Western L66 (leather washer handle) or F66. ("Black Beauty" model with fiber and aluminum washer handle)
From the 1940's to the 1980's the Western 66 was "THE" number one "Deer Knife" or "Hunting Knife" in the US. It "owned the woods."
Schrade "Sharp Finger" (includes copies by other makers)
Buck 113
Nessmuk
Kephart
Marbles "Ideal" (Gladstone, MI) or Puma "White Hunter" (Solgine, Germany) if you can find one and have a few "extra hundred" laying around.
Mora of Choice. (I like the Number 1 or 2 with red wood handle. If you want a finger guard, the 511 with wood handle, or one of the "modern" versions, such as the "Companion" with rubber handle.

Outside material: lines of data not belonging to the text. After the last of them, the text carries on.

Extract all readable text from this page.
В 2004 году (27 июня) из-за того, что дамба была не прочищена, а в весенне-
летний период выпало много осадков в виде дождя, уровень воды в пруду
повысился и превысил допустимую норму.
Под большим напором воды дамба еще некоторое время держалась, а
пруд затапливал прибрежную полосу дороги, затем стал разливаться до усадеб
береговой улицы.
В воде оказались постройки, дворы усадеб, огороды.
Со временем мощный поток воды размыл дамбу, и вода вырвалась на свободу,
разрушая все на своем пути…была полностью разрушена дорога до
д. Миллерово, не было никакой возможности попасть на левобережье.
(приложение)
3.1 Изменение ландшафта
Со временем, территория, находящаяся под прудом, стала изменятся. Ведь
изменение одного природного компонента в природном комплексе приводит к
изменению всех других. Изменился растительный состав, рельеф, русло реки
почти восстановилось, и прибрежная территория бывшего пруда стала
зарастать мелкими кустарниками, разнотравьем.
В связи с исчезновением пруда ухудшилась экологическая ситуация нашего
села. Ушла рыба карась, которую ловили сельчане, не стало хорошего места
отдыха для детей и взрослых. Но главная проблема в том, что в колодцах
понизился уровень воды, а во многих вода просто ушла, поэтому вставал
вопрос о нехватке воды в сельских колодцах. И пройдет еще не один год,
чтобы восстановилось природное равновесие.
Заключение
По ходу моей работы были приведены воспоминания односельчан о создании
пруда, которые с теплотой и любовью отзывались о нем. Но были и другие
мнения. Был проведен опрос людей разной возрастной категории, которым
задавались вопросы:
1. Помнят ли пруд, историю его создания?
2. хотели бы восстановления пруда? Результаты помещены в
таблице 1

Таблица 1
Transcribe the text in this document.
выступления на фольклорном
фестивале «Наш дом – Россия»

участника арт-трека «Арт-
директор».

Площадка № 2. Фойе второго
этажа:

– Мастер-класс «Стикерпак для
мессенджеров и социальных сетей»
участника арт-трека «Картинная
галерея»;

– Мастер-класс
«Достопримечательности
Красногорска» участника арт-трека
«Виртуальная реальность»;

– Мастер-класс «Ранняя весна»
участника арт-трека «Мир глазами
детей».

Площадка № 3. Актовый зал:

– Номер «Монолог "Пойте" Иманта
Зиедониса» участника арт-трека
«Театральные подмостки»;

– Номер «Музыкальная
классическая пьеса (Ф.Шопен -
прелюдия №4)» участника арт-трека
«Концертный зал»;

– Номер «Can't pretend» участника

Cold Steel Finn Bear or Pendelton Light, with FRN handle
A 3 to 5 inch blade is more than sufficient, and more nimble/easier to use than a longer blade.

Folding:
Buck 110/112/Old Timer 6OT/7OT/ Puma Lockback. Buck currently offers a drop point blade in the custom shop, for the 110 and 112.
One Blade clip point Clasp Knife. (can be a slip joint or old style/type liner lock)
Two blade (clip point and drop point, both 4 inch) Folding Hunter.
Moose pattern (Clip point and either a spear point or a Spey blade. The spear point and especially the Spey, are less likely to cut what you don't want to cut when unzipping the belly.)
Plastic Handle Opinel N°8 or N°9.
Cold Steel KUDU (ring lock) or KUDU LITE (slip joint)

A Trapper, Muskrat, or other slipjoint hunting knife, or "even" a stockman, canoe, Barlow (regular, grand daddy, or daddy size) or large Sunfish are also viable options for peeling and gutting a deer (or other game) and getting it to fit in the pan/on the grill and in the freezer.